On Friday morning, I got the news that a terrorist organisation called Ansarul Khilafa from Kerala owing allegiance to the Islamic State (IS) had issued a death threat against me on its Facebook page. By the evening, I got the news of the attack by Islamic terrorists in a Dhaka cafe. I was worried for my life for a while. But then, my concerns turned to the lives of the hostages at the Holey Artisan Bakery.
Bangladesh has already become an Islamic fundamentalist nation. Atheists, secularists, rationalists, bloggers, professors, students, homosexuals, Shias, Ahmadiyas, Hindus, Buddhists and Christians are being hacked to death by Islamic terrorists. They kill without fear because the government hardly takes any action against the perpetrators.
Guilty Until Proven Guilty
Instead, victims get threatened by the government. The latter accuses freethinkers of hurting the religious sentiments of Muslims. This is an overt endorsement of the danse macabre conducted on a regular basis by Islamic obscurantists.
Section 57 of Bangladesh’s Information and Communication Technology Act, 2006 — that allows the arrest without a warrant of any person who “deliberately publishes any material in electronic form that causes to deteriorate law and order, prejudice the image of the state or person or causes to hurt religious belief” — was introduced for one simple purpose: to gag freedom of expression.

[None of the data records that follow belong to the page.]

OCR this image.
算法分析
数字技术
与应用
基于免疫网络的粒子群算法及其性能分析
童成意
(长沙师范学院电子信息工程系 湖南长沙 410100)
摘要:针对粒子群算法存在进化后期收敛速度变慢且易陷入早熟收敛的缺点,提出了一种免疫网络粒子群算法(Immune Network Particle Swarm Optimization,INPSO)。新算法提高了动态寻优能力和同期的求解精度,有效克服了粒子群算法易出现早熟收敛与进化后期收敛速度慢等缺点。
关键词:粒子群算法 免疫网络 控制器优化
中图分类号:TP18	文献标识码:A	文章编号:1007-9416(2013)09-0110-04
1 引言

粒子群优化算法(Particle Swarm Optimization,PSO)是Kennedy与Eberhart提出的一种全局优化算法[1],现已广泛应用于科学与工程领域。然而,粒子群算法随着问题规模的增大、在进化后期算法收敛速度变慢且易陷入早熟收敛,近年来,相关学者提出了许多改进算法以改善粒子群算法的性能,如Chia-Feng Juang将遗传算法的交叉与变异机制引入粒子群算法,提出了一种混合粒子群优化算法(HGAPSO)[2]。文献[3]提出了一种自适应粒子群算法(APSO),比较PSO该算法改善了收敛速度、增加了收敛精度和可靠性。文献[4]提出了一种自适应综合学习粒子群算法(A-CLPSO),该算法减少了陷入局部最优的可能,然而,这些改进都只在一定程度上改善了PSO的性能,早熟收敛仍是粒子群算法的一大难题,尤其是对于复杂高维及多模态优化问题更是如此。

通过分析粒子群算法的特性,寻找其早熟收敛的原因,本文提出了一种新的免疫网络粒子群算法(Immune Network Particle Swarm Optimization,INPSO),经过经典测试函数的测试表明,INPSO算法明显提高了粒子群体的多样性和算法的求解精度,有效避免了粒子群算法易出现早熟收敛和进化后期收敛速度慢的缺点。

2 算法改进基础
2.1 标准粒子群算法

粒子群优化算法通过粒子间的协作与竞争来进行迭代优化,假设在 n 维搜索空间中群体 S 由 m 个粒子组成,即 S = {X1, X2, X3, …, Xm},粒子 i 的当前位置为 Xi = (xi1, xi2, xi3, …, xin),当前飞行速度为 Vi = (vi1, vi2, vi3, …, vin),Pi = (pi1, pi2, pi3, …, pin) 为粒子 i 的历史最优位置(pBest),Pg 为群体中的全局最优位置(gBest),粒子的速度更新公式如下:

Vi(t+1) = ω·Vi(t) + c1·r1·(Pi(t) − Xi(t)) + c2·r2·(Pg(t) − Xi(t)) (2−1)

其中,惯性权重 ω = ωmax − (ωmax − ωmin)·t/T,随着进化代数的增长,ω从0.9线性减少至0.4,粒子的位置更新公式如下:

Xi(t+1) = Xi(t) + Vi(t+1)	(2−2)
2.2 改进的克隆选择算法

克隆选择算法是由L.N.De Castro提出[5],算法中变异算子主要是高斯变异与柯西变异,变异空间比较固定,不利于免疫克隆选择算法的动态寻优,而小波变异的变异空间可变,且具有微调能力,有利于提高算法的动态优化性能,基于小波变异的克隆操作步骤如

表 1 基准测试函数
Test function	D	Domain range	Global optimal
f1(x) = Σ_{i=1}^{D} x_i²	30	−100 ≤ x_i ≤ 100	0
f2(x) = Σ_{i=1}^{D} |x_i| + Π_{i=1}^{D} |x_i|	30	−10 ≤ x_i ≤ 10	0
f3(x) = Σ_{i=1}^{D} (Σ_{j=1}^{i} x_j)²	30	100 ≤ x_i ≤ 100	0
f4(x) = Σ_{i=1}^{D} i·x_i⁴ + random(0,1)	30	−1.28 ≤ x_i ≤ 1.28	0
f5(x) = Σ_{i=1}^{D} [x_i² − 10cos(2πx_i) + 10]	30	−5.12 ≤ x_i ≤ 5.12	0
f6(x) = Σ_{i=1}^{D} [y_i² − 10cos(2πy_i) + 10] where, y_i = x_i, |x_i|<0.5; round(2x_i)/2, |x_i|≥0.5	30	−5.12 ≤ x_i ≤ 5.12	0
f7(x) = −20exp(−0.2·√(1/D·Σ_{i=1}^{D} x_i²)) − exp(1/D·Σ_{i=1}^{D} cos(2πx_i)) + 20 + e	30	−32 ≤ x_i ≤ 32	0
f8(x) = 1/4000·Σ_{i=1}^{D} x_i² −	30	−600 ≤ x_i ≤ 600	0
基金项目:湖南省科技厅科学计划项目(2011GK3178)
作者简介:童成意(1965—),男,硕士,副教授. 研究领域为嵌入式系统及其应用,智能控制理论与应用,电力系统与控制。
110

Many bloggers left Bangladesh out of fear. Many stopped expressing their views. No critical analysis of Islam or even Islamic fundamentalism is possible in Bangladesh any more.
The terrorists at the Dhaka café were 20-25 years old. They were not poor, not illiterate. Heavily indoctrinated in Islam, they shouted ‘Allahu Akbar’ while slaughtering people. Those who could recite a Koranic verse were spared. The others were tortured and hacked to death with machetes.
Those terrorists have nothing but religion. They behaved well with hostages in hijab and hacked non-hijabis — including two Bangladeshi Muslim women, Ishrat Akhand and Abinta Kabir — to death. Faraz Hussain, a Bangladesh-born US citizen, was also among the dead. Tarushi Jain, a 19-year-old University of California student from India, was hacked to death.
Twenty-eight people were killed, among them 20 were foreigners. Young men have been brainwashed with Islam at home, madrasas and mosques. They have been fed the belief that non-believers, non-Muslims and critics of Islam should be exterminated.
By killing them, they are successfully taught, they will go to heaven. They have also been taught that ‘jihad’ is mandatory for every Muslim and Muslims should turn Darul Harb (the Land of the Enemy) into Darul Islam (the Land of Islam).
There is no point trying to confuse the issue by saying that poverty, frustration, lack of jobs and the absence of hope force people to become terrorists.
It is the other way around. We are often seeing rich and literate, highly qualified professionals becoming terrorists. They join the IS because they know they will be at liberty to do whatever they wish to do, sanctioned to rape and kill and torture.
Many organisations and institutions in Bangladesh have been funded by Islamic fundamentalists from rich Arab countries for decades. Already, madrasas and mosques are breeding grounds for Islamic fundamentalists.
Islamisation in Bangladesh started not long after its creation in 1971. It is tragic that Bangladesh, whose very birth was based on secularism and the rejection of the ‘two-nation’ theory, has degenerated into an Islamic fundamentalist country. And the government is to blame for its wilful failure to contain fundamentalism.
My Way or Fly Away
In the early 1990s, when I was attacked by Islamic fundamentalists, a fatwa was issued against me, a price set on my head, hundreds of thousands of Muslim fundamentalists took to the street demanding my execution, the intellectuals remained silent. Instead of
cracking down on the fundamentalists, the government filed a case against me on the charges of hurting the religious feelings of people.
I was forced to leave the country. That was the beginning of what today’s Bangladesh is: full of religionists, fundamentalists, hijabis, burqawalis, an atavistic medieval country.
Without allowing the criticism of Islam, it will be difficult for Muslim countries to separate the state and religion, to make personal laws based on equality, to have a secular education. And if this does not happen, Muslim countries will remain in darkness forever, breeding people indoctrinated by religion to not tolerate any differences, and where women will never enjoy the right to live as complete human beings.
People like to believe that Islam is a religion of peace. I, however, have witnessed the opposite since my childhood.
The time has come for people to tell the truth and listen to it without equivocating: Islam and Islamic fundamentalism don’t have so many differences. Islam isn’t compatible with democracy, human rights, women’s rights, freedom of expression.
You will not be able to kill terrorism by killing terrorists. You have to kill its root cause. You have to stop brainwashing children with religion.
It is every sane person’s duty to make insane people sane.
But in the present scenario, the voice of sanity is a cry in wilderness. This has to be changed. Good and sensible people must speak up. Because the silence of the good is the strength of the bad.